Emir Sultan Hazretleri’nin Medine’ye yerleşmek üzere gelmiştir. Medinede 1-2 yıl kaldıktan Peygamber Efendimizi (s.a.s.)  rüyasında görür. Rüyada Efendimiz, “Ey oğul sana Allahü Teala’dan emrolundu ki Diyar-ı Rum’a gidesin Peygamber’in sünneti üzere takva yoluyla İslamiyeti yayasın, anlatasın, önünde 3 adet kandil sana yol gösterecektir. O kandiller nerede sönerse sen oraya yerleşeceksin” denmiştir. Evliya Çelebi seyahatnamesinde konu belirtilmektedir. Kandiller Bursa’da söner. Emir Sultan Hazretleri yanındakilere “Ömür kandilimiz bu şehirde tükenecektir. Makamımız bu şehirde bulunacaktır.” der.



***

Yıldırım Bayezid’e damat olması

Bu hususta çok rivayet vardır. Emir Sultan Yıldırım Bayezid’in kızı Fatma Hundi Hatun ile evlenmiştir. Bir sultan kızının bir derviş ile evlenmesi Osmanlı tarihinde o döneme kadar bir ilktir.
Fatma Sultan rivayete göre birkaç kez rüyasında Peygamber Efendimizi (S.A.S.) görür, Peygamberimiz “Benim torunlarımdan Muhammed Şemseddin ile izdivacın sana tavsiye olunur.” Birkaç sefer bu rüyayı görmesi üzerine bu durumu nasıl bildireceğini günlerce düşünür. Derken bir aracıyı Emir Sultan Hazretlerine gönderir. Aracı Emir Sultan Hazretlerinin yanına varıp daha bir şey demeden, “Haberimiz vardır, Fatma Sultan ile nikâhımız kıyılacaktır” der.

Bu esnada Bayezid Han Balkanlarda seferdedir. Kız eşi Devlet Hatun’dan istenir. O dönemin Kadısı Molla Fenarî dünürlüğünü yapar. Ancak o bir Derviş’e kız vermek istemez. Bu sebeple şart olarak 40 deve yükü altın istenir. Bu durum Emir Sultan Hazretlerine iletilir. Hazret, göndersinler develeri verelim istediğini der. Develer gönderilince şehrin batısındaki Nilüfer deresine gidilerek çakıl taşları heybelere doldurulur. Bu heybeler saraya gidilip boşaltıldığında içerisinden çakıl taşları değil altınlar dökülür.

Yine Fatma Hatun’un düğün bohçası gelir.
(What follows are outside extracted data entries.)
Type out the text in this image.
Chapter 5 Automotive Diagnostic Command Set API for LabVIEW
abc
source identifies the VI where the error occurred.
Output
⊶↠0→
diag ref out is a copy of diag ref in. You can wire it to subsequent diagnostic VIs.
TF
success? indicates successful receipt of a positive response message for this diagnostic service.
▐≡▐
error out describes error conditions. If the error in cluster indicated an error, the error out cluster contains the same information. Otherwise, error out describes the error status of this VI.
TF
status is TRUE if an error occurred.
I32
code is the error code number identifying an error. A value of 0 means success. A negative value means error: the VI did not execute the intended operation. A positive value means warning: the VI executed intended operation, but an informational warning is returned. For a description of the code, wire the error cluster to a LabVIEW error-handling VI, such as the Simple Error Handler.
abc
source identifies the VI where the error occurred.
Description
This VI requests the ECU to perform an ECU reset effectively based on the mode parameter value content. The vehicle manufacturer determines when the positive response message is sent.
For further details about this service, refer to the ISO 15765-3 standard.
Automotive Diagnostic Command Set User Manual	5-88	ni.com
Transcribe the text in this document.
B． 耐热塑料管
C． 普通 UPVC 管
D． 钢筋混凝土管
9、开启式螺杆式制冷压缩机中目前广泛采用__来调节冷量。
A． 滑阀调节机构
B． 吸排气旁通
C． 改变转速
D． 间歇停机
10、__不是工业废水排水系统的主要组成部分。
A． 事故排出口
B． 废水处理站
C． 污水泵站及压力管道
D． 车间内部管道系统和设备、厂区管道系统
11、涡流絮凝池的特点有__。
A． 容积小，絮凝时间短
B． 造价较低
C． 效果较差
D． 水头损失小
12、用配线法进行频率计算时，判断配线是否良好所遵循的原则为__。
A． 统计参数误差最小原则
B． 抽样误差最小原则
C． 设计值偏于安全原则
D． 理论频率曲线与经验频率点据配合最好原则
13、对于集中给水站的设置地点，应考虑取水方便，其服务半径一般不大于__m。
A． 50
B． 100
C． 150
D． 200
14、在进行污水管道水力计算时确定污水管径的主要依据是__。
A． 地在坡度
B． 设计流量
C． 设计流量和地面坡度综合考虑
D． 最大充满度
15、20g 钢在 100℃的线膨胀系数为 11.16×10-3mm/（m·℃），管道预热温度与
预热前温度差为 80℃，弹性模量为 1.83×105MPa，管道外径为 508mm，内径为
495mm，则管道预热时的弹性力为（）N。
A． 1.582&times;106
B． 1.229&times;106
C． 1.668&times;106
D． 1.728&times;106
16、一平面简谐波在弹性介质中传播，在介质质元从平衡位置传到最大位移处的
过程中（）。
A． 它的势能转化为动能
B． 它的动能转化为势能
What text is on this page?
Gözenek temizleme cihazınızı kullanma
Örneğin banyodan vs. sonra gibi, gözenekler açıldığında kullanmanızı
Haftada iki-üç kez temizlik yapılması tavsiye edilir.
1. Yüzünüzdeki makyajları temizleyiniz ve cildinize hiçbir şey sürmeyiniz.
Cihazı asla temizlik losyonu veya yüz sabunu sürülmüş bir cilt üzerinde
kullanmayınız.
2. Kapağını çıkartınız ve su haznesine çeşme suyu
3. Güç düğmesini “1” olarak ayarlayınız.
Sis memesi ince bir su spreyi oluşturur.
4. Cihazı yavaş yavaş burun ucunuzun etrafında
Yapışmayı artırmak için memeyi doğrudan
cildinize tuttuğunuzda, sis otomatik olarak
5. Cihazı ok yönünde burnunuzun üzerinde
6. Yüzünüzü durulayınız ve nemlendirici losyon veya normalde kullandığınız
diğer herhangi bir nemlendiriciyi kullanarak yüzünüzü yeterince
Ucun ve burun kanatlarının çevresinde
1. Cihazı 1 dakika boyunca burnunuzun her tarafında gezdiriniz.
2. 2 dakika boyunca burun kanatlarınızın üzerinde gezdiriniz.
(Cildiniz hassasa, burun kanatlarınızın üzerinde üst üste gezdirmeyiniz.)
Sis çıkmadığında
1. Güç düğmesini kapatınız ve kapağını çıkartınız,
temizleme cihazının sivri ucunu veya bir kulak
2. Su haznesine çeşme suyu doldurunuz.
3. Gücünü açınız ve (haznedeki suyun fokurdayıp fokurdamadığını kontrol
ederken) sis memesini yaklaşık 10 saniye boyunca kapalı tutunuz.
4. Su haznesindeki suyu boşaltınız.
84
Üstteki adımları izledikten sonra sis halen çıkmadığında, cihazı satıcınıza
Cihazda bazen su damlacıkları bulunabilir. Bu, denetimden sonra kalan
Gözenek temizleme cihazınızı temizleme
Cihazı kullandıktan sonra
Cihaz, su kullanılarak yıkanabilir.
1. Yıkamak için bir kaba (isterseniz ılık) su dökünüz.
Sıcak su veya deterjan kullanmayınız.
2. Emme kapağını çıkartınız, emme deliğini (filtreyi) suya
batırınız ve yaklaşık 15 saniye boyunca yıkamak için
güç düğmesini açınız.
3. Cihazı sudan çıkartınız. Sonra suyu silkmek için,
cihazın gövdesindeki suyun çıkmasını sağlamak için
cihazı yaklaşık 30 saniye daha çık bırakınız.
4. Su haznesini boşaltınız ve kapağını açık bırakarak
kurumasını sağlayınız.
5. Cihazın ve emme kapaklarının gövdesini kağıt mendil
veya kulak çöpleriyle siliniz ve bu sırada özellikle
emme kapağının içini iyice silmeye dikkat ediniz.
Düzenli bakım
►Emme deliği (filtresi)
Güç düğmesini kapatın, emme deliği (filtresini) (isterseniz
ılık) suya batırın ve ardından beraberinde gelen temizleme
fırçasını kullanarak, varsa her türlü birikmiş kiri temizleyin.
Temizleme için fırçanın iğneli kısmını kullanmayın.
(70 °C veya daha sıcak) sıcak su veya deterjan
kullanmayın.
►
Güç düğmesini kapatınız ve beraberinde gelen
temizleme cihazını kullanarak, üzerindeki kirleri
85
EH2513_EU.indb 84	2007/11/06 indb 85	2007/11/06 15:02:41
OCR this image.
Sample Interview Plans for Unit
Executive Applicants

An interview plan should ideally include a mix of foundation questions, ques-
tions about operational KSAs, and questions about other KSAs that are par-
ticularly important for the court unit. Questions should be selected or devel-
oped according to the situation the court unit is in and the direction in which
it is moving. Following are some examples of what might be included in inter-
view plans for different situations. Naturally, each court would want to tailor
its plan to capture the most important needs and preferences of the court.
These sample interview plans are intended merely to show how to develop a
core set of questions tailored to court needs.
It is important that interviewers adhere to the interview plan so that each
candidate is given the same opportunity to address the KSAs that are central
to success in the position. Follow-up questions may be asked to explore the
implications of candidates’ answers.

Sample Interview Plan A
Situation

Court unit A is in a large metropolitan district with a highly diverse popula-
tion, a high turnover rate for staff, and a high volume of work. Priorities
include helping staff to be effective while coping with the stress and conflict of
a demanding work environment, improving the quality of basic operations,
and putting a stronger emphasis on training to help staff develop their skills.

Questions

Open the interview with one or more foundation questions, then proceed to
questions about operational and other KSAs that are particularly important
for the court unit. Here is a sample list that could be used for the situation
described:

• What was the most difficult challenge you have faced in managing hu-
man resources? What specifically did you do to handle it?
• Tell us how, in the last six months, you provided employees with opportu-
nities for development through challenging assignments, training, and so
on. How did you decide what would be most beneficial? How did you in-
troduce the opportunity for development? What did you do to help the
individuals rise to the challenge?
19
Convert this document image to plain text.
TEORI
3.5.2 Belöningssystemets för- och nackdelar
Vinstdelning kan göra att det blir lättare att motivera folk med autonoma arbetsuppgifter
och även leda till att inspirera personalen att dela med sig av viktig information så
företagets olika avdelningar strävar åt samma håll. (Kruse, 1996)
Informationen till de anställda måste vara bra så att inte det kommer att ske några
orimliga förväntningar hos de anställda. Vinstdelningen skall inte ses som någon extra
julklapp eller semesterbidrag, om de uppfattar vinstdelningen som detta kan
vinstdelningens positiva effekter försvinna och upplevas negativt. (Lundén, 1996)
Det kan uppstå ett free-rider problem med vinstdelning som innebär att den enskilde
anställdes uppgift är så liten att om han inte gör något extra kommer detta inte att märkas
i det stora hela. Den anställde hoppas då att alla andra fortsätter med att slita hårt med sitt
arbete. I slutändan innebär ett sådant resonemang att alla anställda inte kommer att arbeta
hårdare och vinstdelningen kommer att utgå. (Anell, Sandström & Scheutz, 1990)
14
Bunun üzerine Emir Sultan hazretleri yanmakta olan ocaktan üç parça kömür alarak bohçadan aldığı bir mendilin içerisine koyar ve “Biz gibi dervişlerin Sultanımıza hediyesi ancak böyle olur” der. Büyük bir merakla saraya götürülen mendil açıldığında, kömürün elmasa dönüştüğü görülmüştür.

Burada şunu belirtmekte fayda var. Peygamberlerin mucizeleri, evliyaların kerametleri bulunmaktadır. Allah dostlarının elinde, yine Allah (C.C.) izni ve inayetiyle, çakıl taşları altına, kömür elmasa dönüşebiliyordu.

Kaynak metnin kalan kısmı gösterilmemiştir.